Davey had stared at Deirdre as though he were trying to read in her face what his heart ached to know, and she had been waiting for him to read and know, waiting for the first sound of his voice with a tremulous expectancy. A moment more might have ended the year-long griefs and heartache between them. But Conal spoke, and Davey wheeled out of the kitchen.

Conal strode over to the table near which Davey bad been. He swung his leg over it, and watched Deirdre as she put cups and saucers, plates and knives on one end of it. She cut some bread and buttered it.

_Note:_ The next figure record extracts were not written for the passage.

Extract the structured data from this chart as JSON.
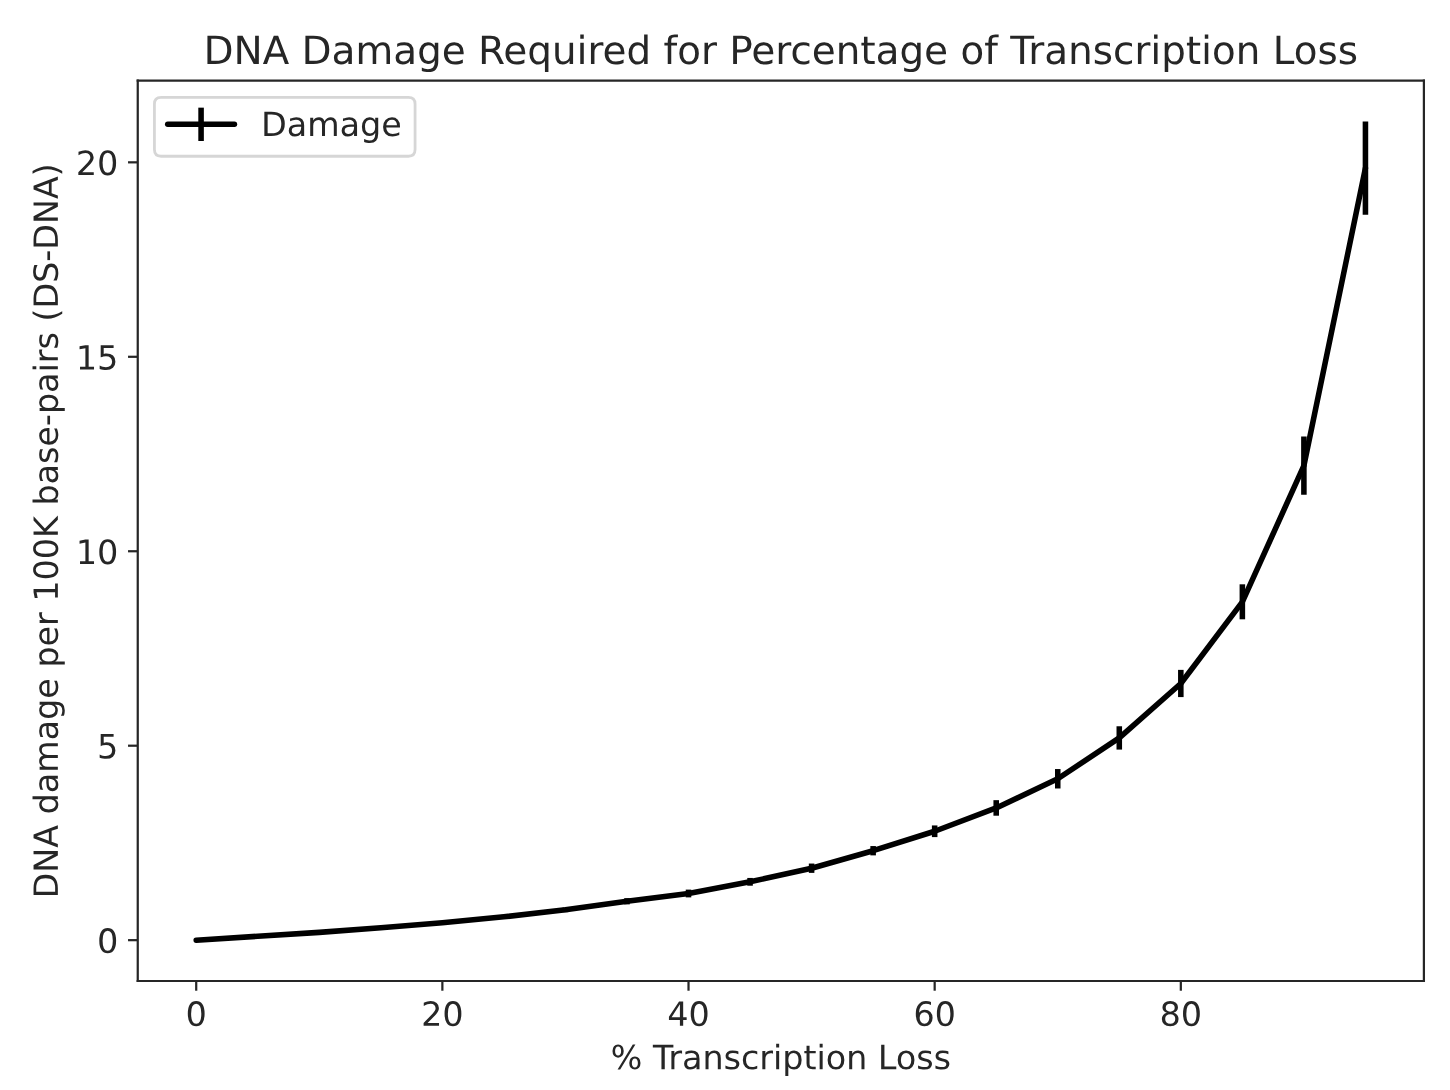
{
  "chart_data": {
    "type": "line",
    "title": "DNA Damage Required for Percentage of Transcription Loss",
    "xlabel": "% Transcription Loss",
    "ylabel": "DNA damage per 100K base-pairs (DS-DNA)",
    "x": [
      0,
      5,
      10,
      15,
      20,
      25,
      30,
      35,
      40,
      45,
      50,
      55,
      60,
      65,
      70,
      75,
      80,
      85,
      90,
      95
    ],
    "series": [
      {
        "name": "Damage",
        "color": "#000000",
        "values": [
          0,
          0.1,
          0.2,
          0.32,
          0.45,
          0.6,
          0.78,
          1.0,
          1.2,
          1.5,
          1.85,
          2.3,
          2.8,
          3.4,
          4.15,
          5.2,
          6.6,
          8.7,
          12.2,
          19.85
        ],
        "errors": [
          null,
          null,
          null,
          null,
          null,
          0.05,
          0.06,
          0.08,
          0.1,
          0.1,
          0.12,
          0.12,
          0.15,
          0.2,
          0.25,
          0.3,
          0.35,
          0.45,
          0.75,
          1.2
        ]
      }
    ],
    "xlim": [
      -4.75,
      99.75
    ],
    "ylim": [
      -1.05,
      22.1
    ],
    "xticks": [
      0,
      20,
      40,
      60,
      80
    ],
    "yticks": [
      0,
      5,
      10,
      15,
      20
    ],
    "legend": "top left",
    "grid": false,
    "marker": "none",
    "line_style": "solid"
  }
}
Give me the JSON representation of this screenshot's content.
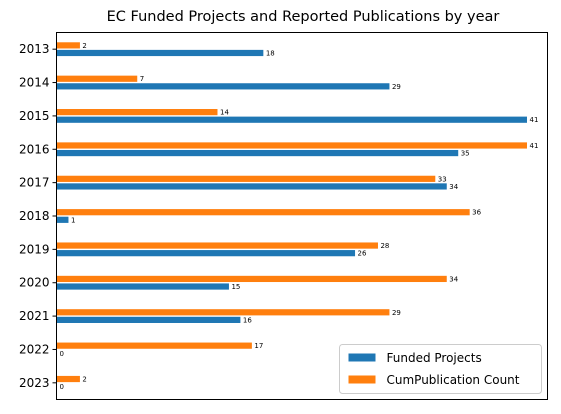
{
  "chart_data": {
    "type": "bar",
    "orientation": "horizontal",
    "title": "EC Funded Projects and Reported Publications by year",
    "categories": [
      "2013",
      "2014",
      "2015",
      "2016",
      "2017",
      "2018",
      "2019",
      "2020",
      "2021",
      "2022",
      "2023"
    ],
    "series": [
      {
        "name": "Funded Projects",
        "color": "#1f77b4",
        "values": [
          18,
          29,
          41,
          35,
          34,
          1,
          26,
          15,
          16,
          0,
          0
        ]
      },
      {
        "name": "CumPublication Count",
        "color": "#ff7f0e",
        "values": [
          2,
          7,
          14,
          41,
          33,
          36,
          28,
          34,
          29,
          17,
          2
        ]
      }
    ],
    "xlim": [
      0,
      41
    ],
    "x_axis_ticks": "hidden",
    "grid": false,
    "legend_position": "lower-right",
    "data_labels": true
  }
}
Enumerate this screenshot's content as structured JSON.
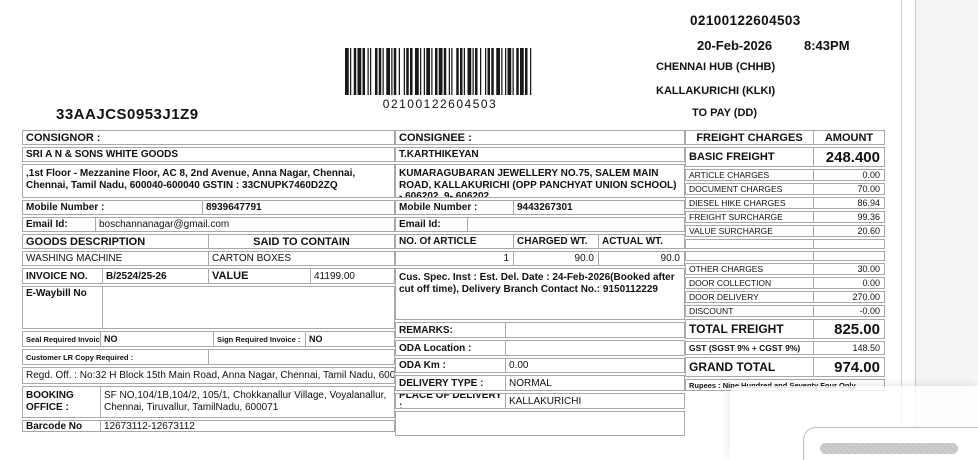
{
  "header": {
    "gstin": "33AAJCS0953J1Z9",
    "barcode_value": "02100122604503",
    "doc_number": "02100122604503",
    "date": "20-Feb-2026",
    "time": "8:43PM",
    "origin_hub": "CHENNAI HUB (CHHB)",
    "destination_hub": "KALLAKURICHI (KLKI)",
    "payment_mode": "TO PAY (DD)"
  },
  "consignor": {
    "section_label": "CONSIGNOR :",
    "name": "SRI A N & SONS WHITE GOODS",
    "address": ",1st Floor - Mezzanine Floor, AC 8, 2nd Avenue, Anna Nagar, Chennai, Chennai, Tamil Nadu, 600040-600040 GSTIN : 33CNUPK7460D2ZQ",
    "mobile_label": "Mobile Number :",
    "mobile": "8939647791",
    "email_label": "Email Id:",
    "email": "boschannanagar@gmail.com"
  },
  "consignee": {
    "section_label": "CONSIGNEE :",
    "name": "T.KARTHIKEYAN",
    "address": "KUMARAGUBARAN JEWELLERY NO.75, SALEM MAIN ROAD, KALLAKURICHI (OPP PANCHYAT UNION SCHOOL) - 606202, 9- 606202",
    "mobile_label": "Mobile Number :",
    "mobile": "9443267301",
    "email_label": "Email Id:",
    "email": ""
  },
  "goods": {
    "description_header": "GOODS DESCRIPTION",
    "contain_header": "SAID TO CONTAIN",
    "description": "WASHING MACHINE",
    "contain": "CARTON BOXES",
    "invoice_label": "INVOICE NO.",
    "invoice_no": "B/2524/25-26",
    "value_label": "VALUE",
    "value": "41199.00",
    "ewaybill_label": "E-Waybill No",
    "seal_label": "Seal Required Invoice :",
    "seal": "NO",
    "sign_label": "Sign Required Invoice :",
    "sign": "NO",
    "lr_copy_label": "Customer LR Copy Required :"
  },
  "article": {
    "count_header": "NO. Of ARTICLE",
    "charged_header": "CHARGED WT.",
    "actual_header": "ACTUAL WT.",
    "count": "1",
    "charged": "90.0",
    "actual": "90.0"
  },
  "delivery": {
    "cus_spec": "Cus. Spec. Inst : Est. Del. Date : 24-Feb-2026(Booked after cut off time), Delivery Branch Contact No.: 9150112229",
    "remarks_label": "REMARKS:",
    "oda_location_label": "ODA Location :",
    "oda_km_label": "ODA Km :",
    "oda_km": "0.00",
    "type_label": "DELIVERY TYPE :",
    "type": "NORMAL",
    "place_label": "PLACE OF DELIVERY :",
    "place": "KALLAKURICHI"
  },
  "footer": {
    "regd_off": "Regd. Off. : No:32 H Block 15th Main Road, Anna Nagar, Chennai, Tamil Nadu, 600040",
    "booking_office_label": "BOOKING OFFICE :",
    "booking_office": "SF NO,104/1B,104/2, 105/1, Chokkanallur Village, Voyalanallur, Chennai, Tiruvallur, TamilNadu, 600071",
    "barcode_no_label": "Barcode No",
    "barcode_no": "12673112-12673112"
  },
  "charges": {
    "header": "FREIGHT CHARGES",
    "amount_header": "AMOUNT",
    "rows": [
      {
        "label": "BASIC FREIGHT",
        "amount": "248.400",
        "style": "basic"
      },
      {
        "label": "ARTICLE CHARGES",
        "amount": "0.00",
        "style": "normal"
      },
      {
        "label": "DOCUMENT CHARGES",
        "amount": "70.00",
        "style": "normal"
      },
      {
        "label": "DIESEL HIKE CHARGES",
        "amount": "86.94",
        "style": "normal"
      },
      {
        "label": "FREIGHT SURCHARGE",
        "amount": "99.36",
        "style": "normal"
      },
      {
        "label": "VALUE SURCHARGE",
        "amount": "20.60",
        "style": "normal"
      },
      {
        "label": "",
        "amount": "",
        "style": "empty"
      },
      {
        "label": "",
        "amount": "",
        "style": "empty"
      },
      {
        "label": "OTHER CHARGES",
        "amount": "30.00",
        "style": "normal"
      },
      {
        "label": "DOOR COLLECTION",
        "amount": "0.00",
        "style": "normal"
      },
      {
        "label": "DOOR DELIVERY",
        "amount": "270.00",
        "style": "normal"
      },
      {
        "label": "DISCOUNT",
        "amount": "-0.00",
        "style": "normal"
      },
      {
        "label": "TOTAL FREIGHT",
        "amount": "825.00",
        "style": "total"
      },
      {
        "label": "GST  (SGST 9% + CGST 9%)",
        "amount": "148.50",
        "style": "gst"
      },
      {
        "label": "GRAND TOTAL",
        "amount": "974.00",
        "style": "total"
      }
    ],
    "rupees": "Rupees : Nine Hundred and Seventy Four Only"
  }
}
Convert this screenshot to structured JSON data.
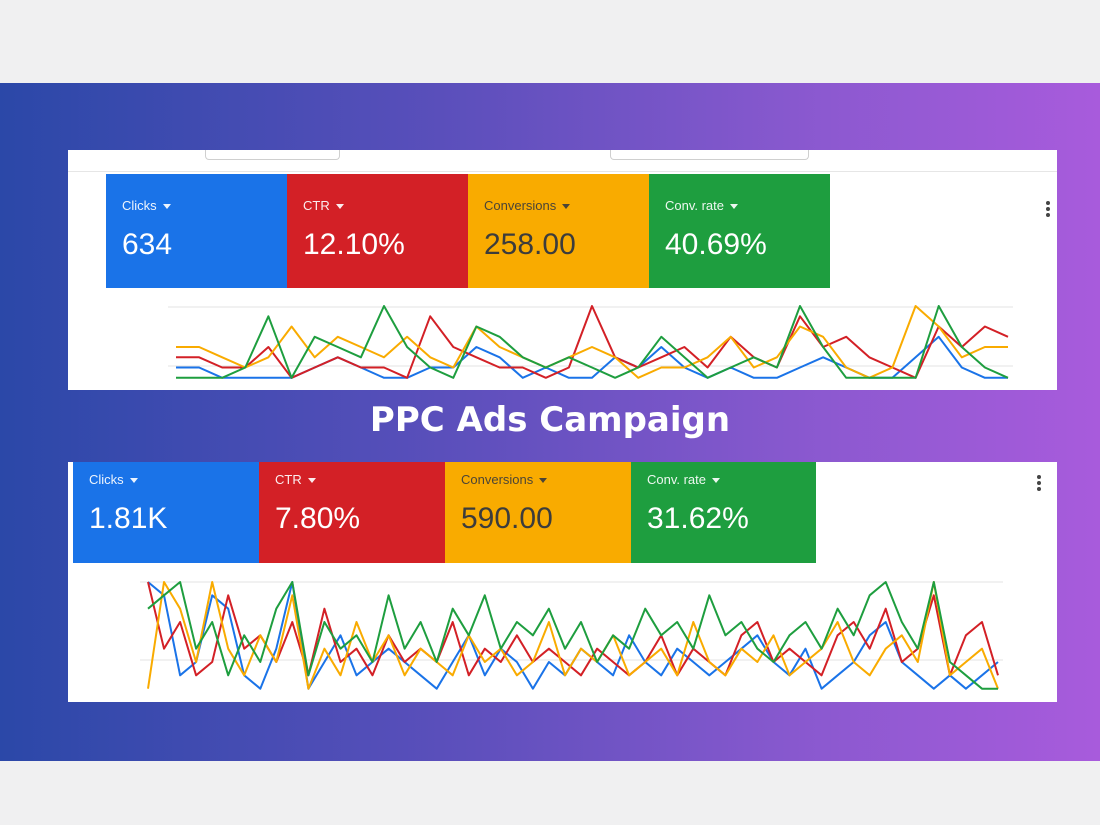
{
  "title": "PPC Ads Campaign",
  "colors": {
    "clicks": "#1a73e8",
    "ctr": "#d32026",
    "conversions": "#f9ab00",
    "conv_rate": "#1e9e3f"
  },
  "top_panel": {
    "metrics": [
      {
        "label": "Clicks",
        "value": "634"
      },
      {
        "label": "CTR",
        "value": "12.10%"
      },
      {
        "label": "Conversions",
        "value": "258.00"
      },
      {
        "label": "Conv. rate",
        "value": "40.69%"
      }
    ]
  },
  "bottom_panel": {
    "metrics": [
      {
        "label": "Clicks",
        "value": "1.81K"
      },
      {
        "label": "CTR",
        "value": "7.80%"
      },
      {
        "label": "Conversions",
        "value": "590.00"
      },
      {
        "label": "Conv. rate",
        "value": "31.62%"
      }
    ]
  },
  "chart_data": [
    {
      "type": "line",
      "title": "",
      "grid": true,
      "series": [
        {
          "values": [
            2,
            2,
            1,
            1,
            1,
            1,
            2,
            3,
            2,
            1,
            1,
            2,
            2,
            4,
            3,
            1,
            2,
            1,
            1,
            3,
            2,
            4,
            2,
            1,
            2,
            1,
            1,
            2,
            3,
            2,
            1,
            1,
            3,
            5,
            2,
            1,
            1
          ]
        },
        {
          "values": [
            3,
            3,
            2,
            2,
            4,
            1,
            2,
            3,
            2,
            2,
            1,
            7,
            4,
            3,
            2,
            2,
            1,
            2,
            8,
            3,
            2,
            3,
            4,
            2,
            5,
            3,
            2,
            7,
            4,
            5,
            3,
            2,
            1,
            6,
            4,
            6,
            5
          ]
        },
        {
          "values": [
            4,
            4,
            3,
            2,
            3,
            6,
            3,
            5,
            4,
            3,
            5,
            3,
            2,
            6,
            4,
            3,
            2,
            3,
            4,
            3,
            1,
            2,
            2,
            3,
            5,
            2,
            3,
            6,
            5,
            2,
            1,
            2,
            8,
            6,
            3,
            4,
            4
          ]
        },
        {
          "values": [
            1,
            1,
            1,
            2,
            7,
            1,
            5,
            4,
            3,
            8,
            4,
            2,
            1,
            6,
            5,
            3,
            2,
            3,
            2,
            1,
            2,
            5,
            3,
            1,
            2,
            3,
            2,
            8,
            4,
            1,
            1,
            1,
            1,
            8,
            4,
            2,
            1
          ]
        }
      ]
    },
    {
      "type": "line",
      "title": "",
      "grid": true,
      "series": [
        {
          "values": [
            9,
            8,
            2,
            3,
            8,
            7,
            2,
            1,
            4,
            9,
            1,
            3,
            5,
            2,
            3,
            4,
            3,
            2,
            1,
            3,
            5,
            2,
            4,
            3,
            1,
            3,
            2,
            4,
            3,
            2,
            5,
            3,
            2,
            4,
            3,
            2,
            3,
            4,
            5,
            3,
            2,
            4,
            1,
            2,
            3,
            5,
            6,
            3,
            2,
            1,
            2,
            1,
            2,
            3
          ]
        },
        {
          "values": [
            9,
            4,
            6,
            2,
            3,
            8,
            4,
            5,
            3,
            6,
            2,
            7,
            3,
            4,
            2,
            5,
            3,
            4,
            3,
            6,
            2,
            4,
            3,
            5,
            3,
            4,
            3,
            2,
            4,
            3,
            2,
            3,
            5,
            2,
            4,
            3,
            2,
            5,
            6,
            3,
            4,
            3,
            2,
            5,
            6,
            4,
            7,
            3,
            4,
            8,
            2,
            5,
            6,
            2
          ]
        },
        {
          "values": [
            1,
            9,
            7,
            3,
            9,
            4,
            2,
            5,
            3,
            8,
            1,
            4,
            2,
            6,
            3,
            5,
            2,
            4,
            3,
            2,
            5,
            3,
            4,
            2,
            3,
            6,
            2,
            4,
            3,
            5,
            2,
            3,
            4,
            2,
            6,
            3,
            2,
            4,
            3,
            5,
            2,
            3,
            4,
            6,
            3,
            2,
            4,
            5,
            3,
            9,
            2,
            3,
            4,
            1
          ]
        },
        {
          "values": [
            7,
            8,
            9,
            4,
            6,
            2,
            5,
            3,
            7,
            9,
            2,
            6,
            4,
            5,
            3,
            8,
            4,
            6,
            3,
            7,
            5,
            8,
            4,
            6,
            5,
            7,
            4,
            6,
            3,
            5,
            4,
            7,
            5,
            6,
            4,
            8,
            5,
            6,
            4,
            3,
            5,
            6,
            4,
            7,
            5,
            8,
            9,
            6,
            4,
            9,
            3,
            2,
            1,
            1
          ]
        }
      ]
    }
  ]
}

There was a light in her eyes, a colour in her cheeks. She had watched Davey go with a little gesture of impatience, a fluttering sigh. Conal saw that. She turned to him gaily, poured out tea for him, chattering, but avoided his eyes. He watched her with a smouldering suspicion.

Suddenly he leant forward and caught her hand. His swart, leathern face swung towards her; the brilliant, hawk eyes of Conal, the Fighter, leapt into hers.

"You're to marry me, Deirdre," he said, his voice hoarse and throbbing in his throat.

She shrank from him with a little breathless exclamation.

"Don't do that," he cried passionately. "Don't look at me like that, Deirdre."

"Conal!" she gasped.

In his eyes rose the appeal of dumb, unfathomable, devouring tenderness.

"Say you'll love me ... say you will, Deirdre," he begged.